Five sources. A set of field notes, a slide presentation, a critique published fifty years after the book, a foundational work of twentieth-century sociology, and a 2024 global study.

  1. 01

    Whyte, William Foote. "Pecci's Life." Field notes, April 24–27, 1937. Reproduced in course materials, WR152, Boston University, Spring 2026.

    These field notes show Ernest Dean Pecci speaking in his own voice about his childhood, his fights, his work as an artist, and his struggle to find stable employment during the Depression. Unlike the published book, the notes show Doc before Whyte shaped him into a sociological subject. He comes across as proud, funny, and someone whose whole identity was tied to being competent and respected. This is the most direct evidence source for the project. It lets me see the person behind the argument and compare what Doc actually said to how Whyte chose to represent him.

  2. 02

    Pasto, James S. "Doc: Ernest Dean Pecci." Slide presentation, WR152, Boston University, Spring 2026.
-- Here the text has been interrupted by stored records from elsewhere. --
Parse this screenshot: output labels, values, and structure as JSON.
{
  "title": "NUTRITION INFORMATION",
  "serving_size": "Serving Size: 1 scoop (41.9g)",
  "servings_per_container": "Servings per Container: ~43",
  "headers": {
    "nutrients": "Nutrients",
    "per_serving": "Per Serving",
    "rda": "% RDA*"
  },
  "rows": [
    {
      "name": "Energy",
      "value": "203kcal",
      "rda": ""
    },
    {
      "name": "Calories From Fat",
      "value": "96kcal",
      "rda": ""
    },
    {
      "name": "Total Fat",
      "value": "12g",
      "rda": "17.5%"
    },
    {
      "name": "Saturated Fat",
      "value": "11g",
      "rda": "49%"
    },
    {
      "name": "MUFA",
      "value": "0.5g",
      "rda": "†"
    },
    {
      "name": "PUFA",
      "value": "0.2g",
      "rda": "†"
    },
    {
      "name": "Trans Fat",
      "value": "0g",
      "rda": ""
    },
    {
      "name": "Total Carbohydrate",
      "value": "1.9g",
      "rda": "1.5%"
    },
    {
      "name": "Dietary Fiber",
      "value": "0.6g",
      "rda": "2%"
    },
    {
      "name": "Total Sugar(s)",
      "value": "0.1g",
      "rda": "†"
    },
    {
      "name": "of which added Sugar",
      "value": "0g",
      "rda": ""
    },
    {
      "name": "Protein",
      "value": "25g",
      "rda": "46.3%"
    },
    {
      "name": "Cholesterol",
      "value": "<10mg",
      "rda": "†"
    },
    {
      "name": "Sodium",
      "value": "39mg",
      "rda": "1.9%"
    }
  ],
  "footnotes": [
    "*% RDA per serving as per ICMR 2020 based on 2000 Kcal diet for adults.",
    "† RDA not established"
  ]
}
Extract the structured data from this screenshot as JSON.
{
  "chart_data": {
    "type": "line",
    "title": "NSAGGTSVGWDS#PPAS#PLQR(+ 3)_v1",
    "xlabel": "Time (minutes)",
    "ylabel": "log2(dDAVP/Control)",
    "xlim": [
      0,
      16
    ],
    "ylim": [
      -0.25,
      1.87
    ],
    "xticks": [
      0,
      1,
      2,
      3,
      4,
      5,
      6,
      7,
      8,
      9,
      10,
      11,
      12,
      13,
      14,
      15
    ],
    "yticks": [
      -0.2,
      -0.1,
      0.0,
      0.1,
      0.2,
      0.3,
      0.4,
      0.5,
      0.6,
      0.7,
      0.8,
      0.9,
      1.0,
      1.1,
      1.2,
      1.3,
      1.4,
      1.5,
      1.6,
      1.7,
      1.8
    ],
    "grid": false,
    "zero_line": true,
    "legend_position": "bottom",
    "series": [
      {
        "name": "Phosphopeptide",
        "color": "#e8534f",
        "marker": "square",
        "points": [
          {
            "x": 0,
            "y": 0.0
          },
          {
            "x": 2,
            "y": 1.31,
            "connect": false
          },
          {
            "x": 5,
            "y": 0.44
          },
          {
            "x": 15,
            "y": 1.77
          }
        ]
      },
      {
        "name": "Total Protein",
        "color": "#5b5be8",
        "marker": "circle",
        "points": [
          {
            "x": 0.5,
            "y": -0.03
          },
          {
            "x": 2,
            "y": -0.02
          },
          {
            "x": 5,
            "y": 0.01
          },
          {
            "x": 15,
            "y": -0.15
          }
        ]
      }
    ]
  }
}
    This presentation brings together photos, census records, newspaper clippings, and legal documents related to the real Ernest Pecci. It includes his 1957 appearance on The $64,000 Question, a letter he wrote to the Boston Globe defending the North End, his obituary, and a 1992 letter from his sons threatening to sue Whyte. It also includes excerpts from Boelen's sociological critique. Together these materials show that Doc was a publicly engaged and intelligent person who felt the book had misrepresented him. They are essential for understanding his life beyond what Whyte described.

  3. 03

    Boelen, W.A. Marianne. "Street Corner Society: Cornerville Revisited." Journal of Contemporary Ethnography 21, no. 1 (April 1992): 11–51.

    Boelen returned to Cornerville decades after Whyte's fieldwork and interviewed surviving community members including Pecci's sons. She found that the community did not recognize itself in the book and that key scenes including the bowling passages were disputed. Most relevant to this project is what happened to Doc after publication. His sons said the book ruined his life. He became paranoid, withdrew from friends, and avoided the neighborhood entirely. Whyte argued that disrupted social roles cause psychological harm. Boelen shows that the publication of the book may have caused exactly that kind of harm to its main subject.

  4. 04

    Goffman, Erving. The Presentation of Self in Everyday Life. New York: Anchor Books, 1959.

    Goffman argues that social life is a kind of performance. People constantly manage the impressions they make on others to maintain a stable sense of identity. When someone loses the ability to perform their usual role, the result can be a real psychological crisis. This maps directly onto Doc's situation. When he lost his job he could no longer treat friends, organize outings, or lead his group. He lost the role he had always played and his body and mind broke down as a result. Goffman gives the project a theoretical language for explaining why Whyte's observation about the dizzy spells is not just an interesting story but a broader claim about identity and social life.

  5. 05

    Yang, Yang, Lisi Niu, Saqib Amin, and Iftikhar Yasin. "Unemployment and Mental Health: A Global Study of Unemployment's Influence on Diverse Mental Disorders." Frontiers in Public Health 12 (December 13, 2024): article 1440403. https://doi.org/10.3389/fpubh.2024.1440403.

    This study looks at the relationship between unemployment and mental health across 201 countries from 1970 to 2020. The authors find a strong connection between unemployment and anxiety, depression, and bipolar disorder. It shows that what Whyte observed in one man in 1930s Boston holds up at a global scale nearly a century later. The study operates very differently from Whyte's ethnography but confirms the same basic idea. Unemployment does not just hurt people financially. It damages mental health in ways that are measurable and consistent across very different populations.